2. Rayson, Paul. (2008). From Key Words to Key Semantic Domains. International Journal of Corpus Linguistics 13.4. 519-549.

3. Lakoff, George & Mark Johnson. (1980). Metaphors We Live By. Chicago: University of Chicago Press.

4. Gibbs, Raymond W. (2006a). Introspection and Cognitive Linguistics: Should We Trust Our Own Intuitions? Annual Review of Cognitive Linguistics 4(1). 135-151.

5. Evans, Vyvyan & Melanie Green. (2006). Cognitive Linguistics: An Introduction. Edinburgh: Edinburgh University Press. Page 780.

6. Alexander, Marc & Christian Kay. (2011) [2010]. Mapping Metaphors Across Time with the Historical Thesaurus. Conference paper at Helsinki Corpus Festival: The Past, Present, and Future of English Historical Corpora, University of Helsinki, Finland. Based on an earlier paper at The 3rd UK Cognitive Linguistics Conference, University of Hertfordshire.

7. Alexander, Marc. (2011). Meaning Construction in Popular Science An Investigation into Cognitive, Digital, and Empirical Approaches to Discourse Reification. University of Glasgow: Ph.D. thesis.

8. ucrel.lancs.ac.uk/usas

9. Dunning, Ted. (1993). Accurate methods for the statistics of surprise and coincidence. Computational Linguistics 19(1). 61–74.

10. Rayson, Paul, Damon Berridge, & Brian Francis. (2004). Extending the Cochran Rule for the Comparison of Word Frequencies between Corpora. 7th International Conference on Statistical Analysis of Textual Data.

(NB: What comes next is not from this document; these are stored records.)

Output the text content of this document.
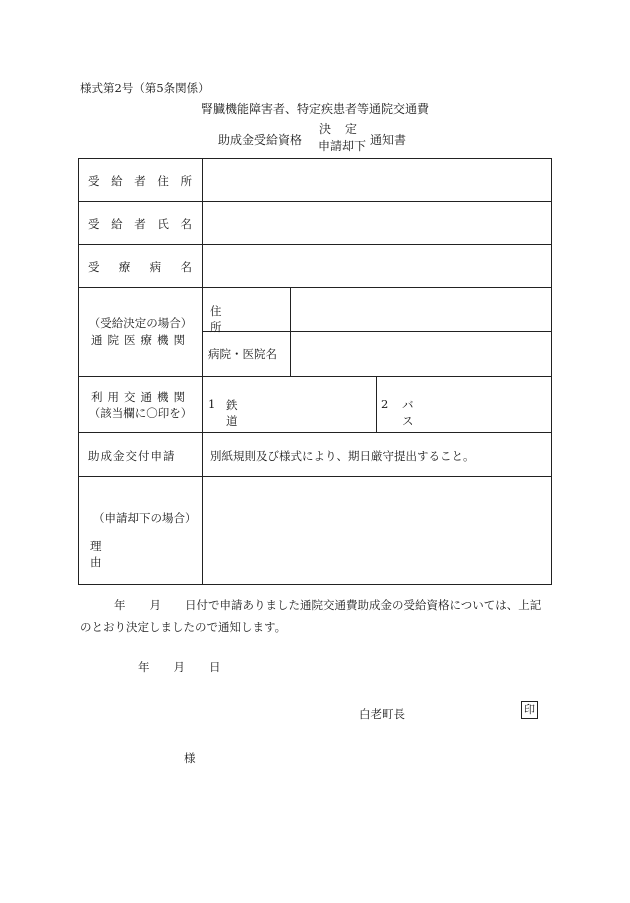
様式第2号（第5条関係）
腎臓機能障害者、特定疾患者等通院交通費
助成金受給資格
決定
申請却下 通知書
受 給 者 住 所
受 給 者 氏 名
受 療 病 名
（受給決定の場合）
通院医療機関
住所
病院・医院名
利用交通機関
（該当欄に〇印を）
1 鉄道
2 バス
助成金交付申請	別紙規則及び様式により、期日厳守提出すること。
（申請却下の場合）
理由
年 月 日付で申請ありました通院交通費助成金の受給資格については、上記のとおり決定しましたので通知します。
年 月 日
白老町長	印
様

11. McIntyre, Dan & Brian Walker. (2010). How can Corpora be Used to Explore the Language of Poetry and Drama? In Anne O’Keeffe & Michael McCarthy (eds.), The Routledge Handbook of Corpus Linguistics. London: Routledge. 516-530.

12. Greene, Brian R. (2004). The Fabric of the Cosmos: Space, Time and the Texture of Reality. Alfred A Knopf: New York. Page 486-7.

13. du Sautoy, Marcus. (2003). The Music of the Primes: Why an Unsolved Problem in Mathematics Matters. London: Harper Perennial. Page 85.